One of those unaccountable fits of terror, which were now more frequent than formerly, seized him, and he precipitately descended the mountain, springing from peak to peak along the rocks.

The religious sentiment, which formerly sustained Selkirk in his trials, was not entirely extinct; but it was obscured beneath his darkened reason. His religion was only that of fear. When the sea was violently agitated, when the storm howled, he prostrated himself with clasped hands; but it was no longer God whom he implored; it was the angry ocean, the thunder. He sought to disarm the genius of evil. The lightning having one day struck, not far from him, a date-palm, he worshipped the tree. His perverted faith had at last terminated in idolatry.

This was, in substance, what Alexander Selkirk related to William Dampier; what solitude had done for this man, still so young, and formerly so intelligent; this was what had become of the despiser of men, when left to his own reason.

Dampier listened with the most profound attention, interrupting him in his narrative only by exclamations of interest or of pity.
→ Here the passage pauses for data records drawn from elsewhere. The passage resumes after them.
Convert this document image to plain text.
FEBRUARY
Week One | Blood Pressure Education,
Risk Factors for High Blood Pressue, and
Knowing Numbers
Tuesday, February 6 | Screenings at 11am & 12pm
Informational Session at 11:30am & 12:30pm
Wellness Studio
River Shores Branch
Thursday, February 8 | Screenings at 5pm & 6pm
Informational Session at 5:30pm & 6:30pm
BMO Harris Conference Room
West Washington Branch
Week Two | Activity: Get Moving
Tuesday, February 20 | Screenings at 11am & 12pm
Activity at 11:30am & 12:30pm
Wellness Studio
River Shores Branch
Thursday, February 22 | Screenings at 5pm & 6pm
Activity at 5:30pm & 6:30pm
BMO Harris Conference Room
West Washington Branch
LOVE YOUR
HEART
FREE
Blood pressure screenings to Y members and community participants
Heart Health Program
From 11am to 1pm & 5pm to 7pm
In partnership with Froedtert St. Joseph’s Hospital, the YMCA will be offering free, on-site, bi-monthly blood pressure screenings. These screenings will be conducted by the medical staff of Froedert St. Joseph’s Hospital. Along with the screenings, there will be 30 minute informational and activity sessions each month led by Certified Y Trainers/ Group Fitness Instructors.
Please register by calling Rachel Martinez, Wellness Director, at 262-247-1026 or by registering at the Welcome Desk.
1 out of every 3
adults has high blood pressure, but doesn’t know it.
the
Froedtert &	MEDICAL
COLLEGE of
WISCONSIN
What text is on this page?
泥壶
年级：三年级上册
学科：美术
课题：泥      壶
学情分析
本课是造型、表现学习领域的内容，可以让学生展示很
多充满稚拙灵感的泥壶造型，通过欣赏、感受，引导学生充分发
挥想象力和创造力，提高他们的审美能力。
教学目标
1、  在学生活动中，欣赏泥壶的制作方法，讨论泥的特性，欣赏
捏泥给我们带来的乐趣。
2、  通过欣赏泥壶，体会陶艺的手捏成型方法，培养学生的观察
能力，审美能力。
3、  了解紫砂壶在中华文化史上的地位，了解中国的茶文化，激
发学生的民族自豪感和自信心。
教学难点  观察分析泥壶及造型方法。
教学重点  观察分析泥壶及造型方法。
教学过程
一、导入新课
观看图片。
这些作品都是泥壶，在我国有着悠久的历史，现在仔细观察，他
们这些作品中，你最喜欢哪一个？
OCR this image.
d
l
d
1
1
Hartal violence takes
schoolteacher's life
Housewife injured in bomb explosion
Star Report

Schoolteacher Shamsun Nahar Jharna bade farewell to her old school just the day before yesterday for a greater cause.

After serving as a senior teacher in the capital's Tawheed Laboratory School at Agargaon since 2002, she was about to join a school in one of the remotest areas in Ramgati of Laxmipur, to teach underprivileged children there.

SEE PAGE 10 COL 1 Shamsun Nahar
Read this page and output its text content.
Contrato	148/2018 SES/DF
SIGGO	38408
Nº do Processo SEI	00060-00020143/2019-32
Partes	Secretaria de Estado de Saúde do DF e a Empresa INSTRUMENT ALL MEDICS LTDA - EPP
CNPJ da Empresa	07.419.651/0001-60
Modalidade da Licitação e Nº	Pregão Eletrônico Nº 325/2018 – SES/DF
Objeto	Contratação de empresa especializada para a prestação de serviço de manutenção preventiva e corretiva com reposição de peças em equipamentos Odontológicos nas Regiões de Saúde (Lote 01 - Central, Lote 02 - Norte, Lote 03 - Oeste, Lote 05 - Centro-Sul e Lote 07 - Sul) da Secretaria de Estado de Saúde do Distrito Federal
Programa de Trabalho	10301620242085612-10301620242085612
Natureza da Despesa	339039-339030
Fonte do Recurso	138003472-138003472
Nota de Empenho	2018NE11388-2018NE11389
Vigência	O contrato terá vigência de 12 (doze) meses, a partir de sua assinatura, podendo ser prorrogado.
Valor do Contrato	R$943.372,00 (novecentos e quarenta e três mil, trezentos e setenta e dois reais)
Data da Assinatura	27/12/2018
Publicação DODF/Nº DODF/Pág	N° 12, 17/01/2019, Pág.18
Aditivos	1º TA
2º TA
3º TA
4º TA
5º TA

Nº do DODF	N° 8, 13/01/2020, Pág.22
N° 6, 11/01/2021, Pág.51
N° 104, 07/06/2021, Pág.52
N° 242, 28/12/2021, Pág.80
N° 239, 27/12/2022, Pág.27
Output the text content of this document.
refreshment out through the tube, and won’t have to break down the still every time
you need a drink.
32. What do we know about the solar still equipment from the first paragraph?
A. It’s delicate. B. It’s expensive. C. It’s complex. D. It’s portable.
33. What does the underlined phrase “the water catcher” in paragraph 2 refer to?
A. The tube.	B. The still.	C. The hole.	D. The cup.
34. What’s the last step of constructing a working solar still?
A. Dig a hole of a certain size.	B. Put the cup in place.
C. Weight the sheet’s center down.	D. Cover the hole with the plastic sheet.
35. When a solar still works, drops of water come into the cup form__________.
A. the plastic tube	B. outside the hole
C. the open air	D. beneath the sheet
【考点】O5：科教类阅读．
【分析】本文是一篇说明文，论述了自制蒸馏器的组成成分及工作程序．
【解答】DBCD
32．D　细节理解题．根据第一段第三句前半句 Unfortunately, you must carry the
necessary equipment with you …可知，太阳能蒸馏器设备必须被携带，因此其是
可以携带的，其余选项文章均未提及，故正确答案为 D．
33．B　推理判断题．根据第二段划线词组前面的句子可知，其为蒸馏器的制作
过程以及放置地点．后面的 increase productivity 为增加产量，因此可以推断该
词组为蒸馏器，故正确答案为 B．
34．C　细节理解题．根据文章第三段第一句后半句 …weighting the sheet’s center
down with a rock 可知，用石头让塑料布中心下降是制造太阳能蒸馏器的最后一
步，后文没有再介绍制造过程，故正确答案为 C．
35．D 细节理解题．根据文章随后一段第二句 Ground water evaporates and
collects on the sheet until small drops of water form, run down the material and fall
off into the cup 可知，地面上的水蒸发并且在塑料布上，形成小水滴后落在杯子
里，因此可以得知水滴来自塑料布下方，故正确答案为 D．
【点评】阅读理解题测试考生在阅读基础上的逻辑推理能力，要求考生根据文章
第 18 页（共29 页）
When he ceased to speak, holding out his hand to him, he said:

'My boy, the lesson is a rude one, but let it be profitable to you; let it teach you that ennui on board a vessel, even with a Stradling, is better than ennui in a desert. Undoubtedly there are among us troublesome, wicked people, but fewer wicked than crack-brained. Believe, then, in friendship, especially in mine; from this day it is yours, on the faith of William Dampier.'

And he opened his arms to the young man, who threw himself into them.

On their return to the vessel, Dampier presented to Selkirk his own Bible. The latter seized it with avidity, and, after having turned over its leaves as if to find a text which presented itself to his mind, read aloud the following passage:

'He was driven from the sons of men; and his heart was made like the beasts, and his dwelling was with the wild asses; they fed him with grass like oxen, and his body was wet with the dew of heaven.'—DANIEL v. 21.

CONCLUSION.

Capt. Rogers, in his turn, learned the misfortunes of Selkirk and became attached to him; from this moment, the sailors themselves showed him great deference; he was known among them by the name of the governor, and this title clung to him.